Hu Qiaozhi, Li Jiafeng, Li Xiaoqi, Zou Dan, Xu Ting, He Zhiyao
Department of Pharmacy, West China Hospital, Sichuan University, Chengdu, Sichuan, China.
West China School of Medicine, Sichuan University, Chengdu, Sichuan, China.
J Int Med Res. 2024 Dec;52(12):3000605241302304. doi: 10.1177/03000605241302304.
This systematic review aimed to provide a comprehensive overview of the application of machine learning (ML) in predicting multiple adverse drug events (ADEs) using electronic health record (EHR) data.
Systematic searches were conducted using PubMed, Web of Science, Embase, and IEEE Xplore from database inception until 21 November 2023. Studies that developed ML models for predicting multiple ADEs based on EHR data were included.
Ten studies met the inclusion criteria.

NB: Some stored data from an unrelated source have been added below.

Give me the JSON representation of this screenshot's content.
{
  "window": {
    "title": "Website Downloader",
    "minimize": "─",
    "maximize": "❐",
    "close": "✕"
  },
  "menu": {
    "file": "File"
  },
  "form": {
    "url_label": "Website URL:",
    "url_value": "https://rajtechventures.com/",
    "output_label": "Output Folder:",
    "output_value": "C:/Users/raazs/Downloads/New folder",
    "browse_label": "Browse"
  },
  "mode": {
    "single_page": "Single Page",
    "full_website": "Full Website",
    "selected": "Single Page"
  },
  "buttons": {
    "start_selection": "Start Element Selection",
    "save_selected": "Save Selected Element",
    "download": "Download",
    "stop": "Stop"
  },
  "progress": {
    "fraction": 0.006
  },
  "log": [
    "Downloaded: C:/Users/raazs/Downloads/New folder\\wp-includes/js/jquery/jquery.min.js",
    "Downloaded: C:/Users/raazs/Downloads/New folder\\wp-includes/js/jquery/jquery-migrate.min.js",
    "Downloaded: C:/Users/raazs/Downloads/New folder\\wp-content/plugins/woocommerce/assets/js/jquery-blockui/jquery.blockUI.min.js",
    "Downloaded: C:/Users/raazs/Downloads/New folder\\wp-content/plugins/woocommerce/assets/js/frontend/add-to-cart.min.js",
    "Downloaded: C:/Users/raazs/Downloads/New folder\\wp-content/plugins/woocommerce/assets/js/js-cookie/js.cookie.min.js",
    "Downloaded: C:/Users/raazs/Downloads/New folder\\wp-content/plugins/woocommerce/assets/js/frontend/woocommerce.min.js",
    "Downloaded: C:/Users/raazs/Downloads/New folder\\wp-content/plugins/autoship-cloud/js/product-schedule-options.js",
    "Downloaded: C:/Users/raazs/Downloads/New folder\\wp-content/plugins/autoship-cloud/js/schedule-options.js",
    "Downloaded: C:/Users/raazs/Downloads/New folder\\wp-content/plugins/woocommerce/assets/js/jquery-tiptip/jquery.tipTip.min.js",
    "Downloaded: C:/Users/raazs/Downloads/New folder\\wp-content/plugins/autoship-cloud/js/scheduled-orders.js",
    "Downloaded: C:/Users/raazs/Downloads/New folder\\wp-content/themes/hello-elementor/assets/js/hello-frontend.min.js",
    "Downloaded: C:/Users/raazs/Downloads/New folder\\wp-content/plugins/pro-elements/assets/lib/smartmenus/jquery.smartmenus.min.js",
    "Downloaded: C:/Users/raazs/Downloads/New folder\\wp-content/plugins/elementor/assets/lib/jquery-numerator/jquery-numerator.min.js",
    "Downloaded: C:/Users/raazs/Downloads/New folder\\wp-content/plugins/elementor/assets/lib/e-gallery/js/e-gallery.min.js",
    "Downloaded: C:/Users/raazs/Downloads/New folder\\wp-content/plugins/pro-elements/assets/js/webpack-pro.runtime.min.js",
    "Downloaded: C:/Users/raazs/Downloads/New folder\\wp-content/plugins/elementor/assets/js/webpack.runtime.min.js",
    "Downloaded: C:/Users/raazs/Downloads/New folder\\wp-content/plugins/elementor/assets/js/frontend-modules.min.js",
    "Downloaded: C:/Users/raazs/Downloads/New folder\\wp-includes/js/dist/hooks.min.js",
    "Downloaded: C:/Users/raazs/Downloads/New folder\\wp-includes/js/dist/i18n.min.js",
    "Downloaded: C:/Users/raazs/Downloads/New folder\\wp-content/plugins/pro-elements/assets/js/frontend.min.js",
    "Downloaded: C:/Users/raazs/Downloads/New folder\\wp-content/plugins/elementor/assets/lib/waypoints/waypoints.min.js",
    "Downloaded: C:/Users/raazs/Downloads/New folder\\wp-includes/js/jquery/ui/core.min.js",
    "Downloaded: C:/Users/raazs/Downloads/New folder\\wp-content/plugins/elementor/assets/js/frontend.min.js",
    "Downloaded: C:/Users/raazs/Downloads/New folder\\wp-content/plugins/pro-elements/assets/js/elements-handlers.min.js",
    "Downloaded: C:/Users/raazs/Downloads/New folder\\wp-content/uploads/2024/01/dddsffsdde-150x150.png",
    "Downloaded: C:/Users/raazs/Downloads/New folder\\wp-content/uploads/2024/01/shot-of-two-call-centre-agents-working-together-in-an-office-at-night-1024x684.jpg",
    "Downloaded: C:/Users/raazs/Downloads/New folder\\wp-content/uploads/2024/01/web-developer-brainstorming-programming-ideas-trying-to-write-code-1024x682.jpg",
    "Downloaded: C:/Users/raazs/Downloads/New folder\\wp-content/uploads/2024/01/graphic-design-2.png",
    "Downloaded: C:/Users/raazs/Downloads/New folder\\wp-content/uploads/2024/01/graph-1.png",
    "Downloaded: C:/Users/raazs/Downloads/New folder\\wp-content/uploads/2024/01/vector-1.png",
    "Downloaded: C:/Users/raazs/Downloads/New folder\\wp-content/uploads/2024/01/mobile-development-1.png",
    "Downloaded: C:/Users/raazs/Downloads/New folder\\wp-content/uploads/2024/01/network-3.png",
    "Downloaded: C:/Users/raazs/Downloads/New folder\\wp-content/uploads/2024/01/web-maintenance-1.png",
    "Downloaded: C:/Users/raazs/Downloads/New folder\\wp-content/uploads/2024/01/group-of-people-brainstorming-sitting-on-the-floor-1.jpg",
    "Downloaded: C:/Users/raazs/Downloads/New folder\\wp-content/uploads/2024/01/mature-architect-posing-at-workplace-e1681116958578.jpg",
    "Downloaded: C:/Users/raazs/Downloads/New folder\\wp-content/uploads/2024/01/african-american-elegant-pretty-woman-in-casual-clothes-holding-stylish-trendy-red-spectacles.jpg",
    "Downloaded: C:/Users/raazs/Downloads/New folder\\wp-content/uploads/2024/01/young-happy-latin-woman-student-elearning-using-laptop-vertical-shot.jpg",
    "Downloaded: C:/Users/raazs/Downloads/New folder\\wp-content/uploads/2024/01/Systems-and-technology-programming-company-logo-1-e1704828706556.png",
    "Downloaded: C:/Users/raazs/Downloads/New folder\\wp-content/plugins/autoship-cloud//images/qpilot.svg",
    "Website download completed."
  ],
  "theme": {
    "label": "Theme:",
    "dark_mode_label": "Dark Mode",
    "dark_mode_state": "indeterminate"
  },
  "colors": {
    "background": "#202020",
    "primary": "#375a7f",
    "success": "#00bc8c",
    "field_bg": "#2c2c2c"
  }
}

Twenty ML methods were reported, most commonly random forest (RF, n = 9), followed by AdaBoost (n = 4), eXtreme Gradient Boosting (n = 3), and support vector machine (n = 3). The mean area under the summary receiver operator characteristics curve (AUC) was 0.76 (95% confidence interval [CI] = 0.26-0.95). RF combined with resampling-based approaches achieved high AUCs (0.9448-0.9457). The common risk factors of ADEs included the length of hospital stay, number of prescribed drugs, and admission type. The pooled estimated AUC was 0.72 (95% CI = 0.68-0.75).
Future studies should adhere to more rigorous reporting standards and consider new ML methods to facilitate the application of ML models in clinical practice.
本系统评价旨在全面概述机器学习(ML)在利用电子健康记录(EHR)数据预测多种药物不良事件(ADEs)中的应用。
从数据库建立至2023年11月21日,使用PubMed、科学网、Embase和IEEE Xplore进行系统检索。纳入基于EHR数据开发用于预测多种ADEs的ML模型的研究。
10项研究符合纳入标准。报告了20种ML方法,最常用的是随机森林(RF,n = 9),其次是AdaBoost(n = 4)、极端梯度提升(n = 3)和支持向量机(n = 3)。汇总接受者操作特征曲线(AUC)下的平均面积为0.76(95%置信区间[CI]=0.26 - 0.95)。RF与基于重采样的方法相结合可实现较高的AUC(0.9448 - 0.9457)。ADEs的常见风险因素包括住院时间、处方药数量和入院类型。合并估计的AUC为0.72(95% CI = 0.68 - 0.75)。
未来研究应遵循更严格的报告标准,并考虑新的ML方法,以促进ML模型在临床实践中的应用。